Sunday, November 27, 2005

Blind loyalty (or blind stupidity?)

The Problem with Bush and Cheney's "Faulty Intelligence" Defense

A BUZZFLASH GUEST CONTRIBUTION
by Kristina Borjesson

(Excerpt) The entire article is lengthy and excellent. Click here to read it.

Then there was the Office of Special Plans [OSP] for advance war planning and media strategy. Created by Undersecretary of Defense Douglas Feith, it was hidden away on the Pentagon's fifth floor. The OSP operated in secret. Retired Air Force Lieutenant Karen Kwiatkowski, who was on staff there, says, "We were instructed at a staff meeting that this office was not to be discussed or explained and if people in the Joint Staff, among others, asked, we were to offer no comment." One of the OSP's tasks, according to Bamford, was to "target doubters and non-believers in the government, from the CIA to the Secretary of State. Those who wouldn't go along with the OSP's false information [courtesy of Ahmed Chalabi] or agenda, like CIA intelligence experts and General Anthony Zinni, former commander of Middle East Forces, were attacked and put on enemies lists."

The president, vice-president and Ahmed Chalabi weren't necessarily looking for good intelligence, just pro-war intelligence. Chalabi was the administration's pick to head up Iraq after the invasion. Currently wanted in Jordan for embezzling millions of dollars from a bank, he has been serving as Iraq's oil minister. Chalabi is probably still the administration's top pick for running that country, because he has promised to protect U.S. interests and to make a peace deal with Israel.

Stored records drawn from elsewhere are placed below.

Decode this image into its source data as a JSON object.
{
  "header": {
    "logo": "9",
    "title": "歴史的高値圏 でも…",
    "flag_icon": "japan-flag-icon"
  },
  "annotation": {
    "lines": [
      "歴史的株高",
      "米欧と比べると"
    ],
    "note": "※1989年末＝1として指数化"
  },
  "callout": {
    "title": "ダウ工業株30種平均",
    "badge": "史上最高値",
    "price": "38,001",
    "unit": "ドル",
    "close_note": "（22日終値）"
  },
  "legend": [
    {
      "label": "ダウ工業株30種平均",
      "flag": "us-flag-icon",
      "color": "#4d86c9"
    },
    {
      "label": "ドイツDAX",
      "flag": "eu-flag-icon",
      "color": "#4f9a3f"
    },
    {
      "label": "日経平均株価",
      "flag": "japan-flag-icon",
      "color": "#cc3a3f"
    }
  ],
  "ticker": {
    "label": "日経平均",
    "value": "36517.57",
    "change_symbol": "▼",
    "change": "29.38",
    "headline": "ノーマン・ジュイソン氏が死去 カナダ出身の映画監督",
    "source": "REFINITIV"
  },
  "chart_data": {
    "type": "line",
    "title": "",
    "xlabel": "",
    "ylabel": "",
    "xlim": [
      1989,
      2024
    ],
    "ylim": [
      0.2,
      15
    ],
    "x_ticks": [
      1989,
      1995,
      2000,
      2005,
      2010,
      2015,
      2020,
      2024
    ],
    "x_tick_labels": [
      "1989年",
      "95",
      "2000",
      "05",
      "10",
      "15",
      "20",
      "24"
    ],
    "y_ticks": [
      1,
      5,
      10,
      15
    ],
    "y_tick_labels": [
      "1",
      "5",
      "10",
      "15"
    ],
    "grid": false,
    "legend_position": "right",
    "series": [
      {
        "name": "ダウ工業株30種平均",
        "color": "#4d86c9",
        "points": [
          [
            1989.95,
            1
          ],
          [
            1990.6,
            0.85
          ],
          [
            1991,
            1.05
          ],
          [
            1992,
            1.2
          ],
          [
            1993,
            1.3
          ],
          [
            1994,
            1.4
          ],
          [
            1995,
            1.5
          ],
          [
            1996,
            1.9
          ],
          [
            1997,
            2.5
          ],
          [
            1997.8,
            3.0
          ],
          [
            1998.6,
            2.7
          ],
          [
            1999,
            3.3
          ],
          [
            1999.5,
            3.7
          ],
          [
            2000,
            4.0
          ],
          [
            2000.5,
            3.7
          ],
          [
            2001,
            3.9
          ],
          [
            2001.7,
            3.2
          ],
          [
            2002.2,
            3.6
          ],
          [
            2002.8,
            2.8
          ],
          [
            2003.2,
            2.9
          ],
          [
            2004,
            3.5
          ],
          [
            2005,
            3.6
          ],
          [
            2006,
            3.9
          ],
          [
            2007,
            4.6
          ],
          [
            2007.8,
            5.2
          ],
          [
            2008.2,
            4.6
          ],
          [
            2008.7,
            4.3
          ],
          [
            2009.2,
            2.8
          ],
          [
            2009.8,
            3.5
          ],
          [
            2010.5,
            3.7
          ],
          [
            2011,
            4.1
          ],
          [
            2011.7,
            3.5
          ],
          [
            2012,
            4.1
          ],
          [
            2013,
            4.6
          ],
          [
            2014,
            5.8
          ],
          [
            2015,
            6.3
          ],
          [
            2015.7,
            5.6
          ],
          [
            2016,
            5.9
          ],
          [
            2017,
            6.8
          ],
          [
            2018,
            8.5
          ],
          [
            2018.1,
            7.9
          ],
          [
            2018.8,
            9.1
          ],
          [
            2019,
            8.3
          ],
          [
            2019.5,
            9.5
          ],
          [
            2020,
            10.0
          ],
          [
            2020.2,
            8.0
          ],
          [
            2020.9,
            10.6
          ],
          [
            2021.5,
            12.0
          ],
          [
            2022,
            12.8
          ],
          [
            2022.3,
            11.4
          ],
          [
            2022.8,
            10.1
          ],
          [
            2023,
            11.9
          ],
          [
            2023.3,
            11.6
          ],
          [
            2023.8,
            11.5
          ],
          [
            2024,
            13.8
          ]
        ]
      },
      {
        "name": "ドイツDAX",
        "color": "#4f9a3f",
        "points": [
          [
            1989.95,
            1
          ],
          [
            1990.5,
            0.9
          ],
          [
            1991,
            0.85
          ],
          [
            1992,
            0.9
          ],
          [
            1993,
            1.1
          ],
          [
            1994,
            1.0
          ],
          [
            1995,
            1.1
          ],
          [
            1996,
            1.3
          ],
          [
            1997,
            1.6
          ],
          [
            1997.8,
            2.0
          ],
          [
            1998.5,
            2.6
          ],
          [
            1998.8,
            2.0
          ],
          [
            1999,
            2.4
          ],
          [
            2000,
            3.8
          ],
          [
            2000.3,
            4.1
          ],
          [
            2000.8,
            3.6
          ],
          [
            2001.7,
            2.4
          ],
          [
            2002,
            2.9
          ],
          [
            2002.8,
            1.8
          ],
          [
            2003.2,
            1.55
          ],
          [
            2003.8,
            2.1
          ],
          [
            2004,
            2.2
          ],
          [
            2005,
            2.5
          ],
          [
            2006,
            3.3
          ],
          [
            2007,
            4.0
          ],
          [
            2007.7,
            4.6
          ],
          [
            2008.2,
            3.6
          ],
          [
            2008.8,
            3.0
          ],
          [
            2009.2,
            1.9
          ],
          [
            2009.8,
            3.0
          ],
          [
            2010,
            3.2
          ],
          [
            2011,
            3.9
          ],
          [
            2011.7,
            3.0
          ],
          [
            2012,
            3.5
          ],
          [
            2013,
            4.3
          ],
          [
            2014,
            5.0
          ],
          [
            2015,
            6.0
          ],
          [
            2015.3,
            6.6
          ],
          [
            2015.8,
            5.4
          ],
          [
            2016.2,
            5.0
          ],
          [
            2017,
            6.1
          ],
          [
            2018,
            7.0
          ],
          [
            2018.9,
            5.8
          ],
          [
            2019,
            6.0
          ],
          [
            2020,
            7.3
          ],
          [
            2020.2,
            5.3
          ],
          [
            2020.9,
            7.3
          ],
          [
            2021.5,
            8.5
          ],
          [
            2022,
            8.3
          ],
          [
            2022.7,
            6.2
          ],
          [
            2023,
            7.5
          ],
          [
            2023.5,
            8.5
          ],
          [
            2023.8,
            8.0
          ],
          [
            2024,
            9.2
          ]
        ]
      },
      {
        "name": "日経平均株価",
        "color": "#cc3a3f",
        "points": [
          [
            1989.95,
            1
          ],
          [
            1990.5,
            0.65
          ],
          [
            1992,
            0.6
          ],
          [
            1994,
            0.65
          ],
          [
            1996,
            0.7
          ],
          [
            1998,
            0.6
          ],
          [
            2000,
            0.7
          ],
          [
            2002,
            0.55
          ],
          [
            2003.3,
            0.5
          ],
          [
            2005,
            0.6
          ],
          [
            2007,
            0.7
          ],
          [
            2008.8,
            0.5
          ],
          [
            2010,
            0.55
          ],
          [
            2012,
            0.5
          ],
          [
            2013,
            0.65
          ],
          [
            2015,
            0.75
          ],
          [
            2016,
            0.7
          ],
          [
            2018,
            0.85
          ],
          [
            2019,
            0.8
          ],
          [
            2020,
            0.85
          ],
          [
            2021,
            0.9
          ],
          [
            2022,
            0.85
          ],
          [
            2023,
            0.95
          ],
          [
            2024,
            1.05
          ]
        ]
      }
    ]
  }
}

In 2002, when the Senate Appropriations Committee demanded to know why the State Department was paying Chalabi's INC for intelligence, the INC sent a letter saying that their information was going directly to William Luti in Rumsfeld's office and John Hannah in Cheney's office. The Pentagon's Kwiatkowski confirmed that the OSP had a "very close relationship with Cheney's office" and told Knight Ridder's Jonathan Landay that staff members in Douglas Feith's office were giving talking points and position papers based on the INC's bogus information to conservative columnists and influential journalists.

Then there was the White House Iraq Group, headed up by Bush's chief of staff, Andrew Card, and charged with selling the war to the public. Karl Rove, Condoleezza Rice and Scooter Libby were members of this group. A computer disk leaked in 2002 showed that they were planning a fall media blitz featuring frightening images of mushroom clouds as well as biological and chemical weapons. The blitz began in August. Cheney talked to veterans groups about Iraq's imminent and actual possession of nuclear arms. He always made the nuclear weapons pitch towards the end of his speeches, to leave a lasting impression. When Knight Ridder's Jonathan Landay heard about Cheney's August 26, 2002 speech at a VFW national convention, he called a government source he knew to be well-versed on the issue of Iraq's nuclear capabilities, and the source told Landay flat out: "The vice-president is lying." Three days later, Cheney sold the same bogus message to veterans of the Korean War. Days after that, Cheney and Rice went on television to talk about aluminum tubes and mushroom clouds, pointing to Judith Miller's Chalabi-sourced article entitled, "U.S. Says Hussein Intensifies Quest for A-Bomb Parts."

While Bush and Condi were hitting the airwaves with their "mushroom cloud" speeches, Israeli prime minister Sharon and his top aide, Ra'anan Gissin, were issuing similar dire warnings about Iraq's nuclear, biological and chemical capabilities. The Associated Press reported on a briefing Gissin gave during which he said that Saddam gave Iraq's Atomic Energy Commission orders to speed up their work to make their weapons operational. The AP's headline was: "Israel to U.S., Don't Delay Iraq Attack." This was no coincidence. According to the UK Guardian's Julian Borger, the Office of Special Plans had a mirror office in Israel. Douglas Feith was the liaison between OSP U.S. and OSP Israel.

[Snip]

A BUZZFLASH GUEST CONTRIBUTION

Kristina Borjesson is the author of the newly released FEET TO THE FIRE: The Media After 9/11, Top Journalists Speak Out, a BuzzFlash Premium. This editorial is largely based on her interviews with national security and intelligence journalists in her book, including James Bamford and Knight Ridder's Jonathan Landay and Warren Strobel. Among the other journalists interviewed for the book were Ron Suskind, Walter Pincus, Barton Gellman, Paul Krugman, Peter Arnett, Helen Thomas, Tom Curley and Ted Koppel.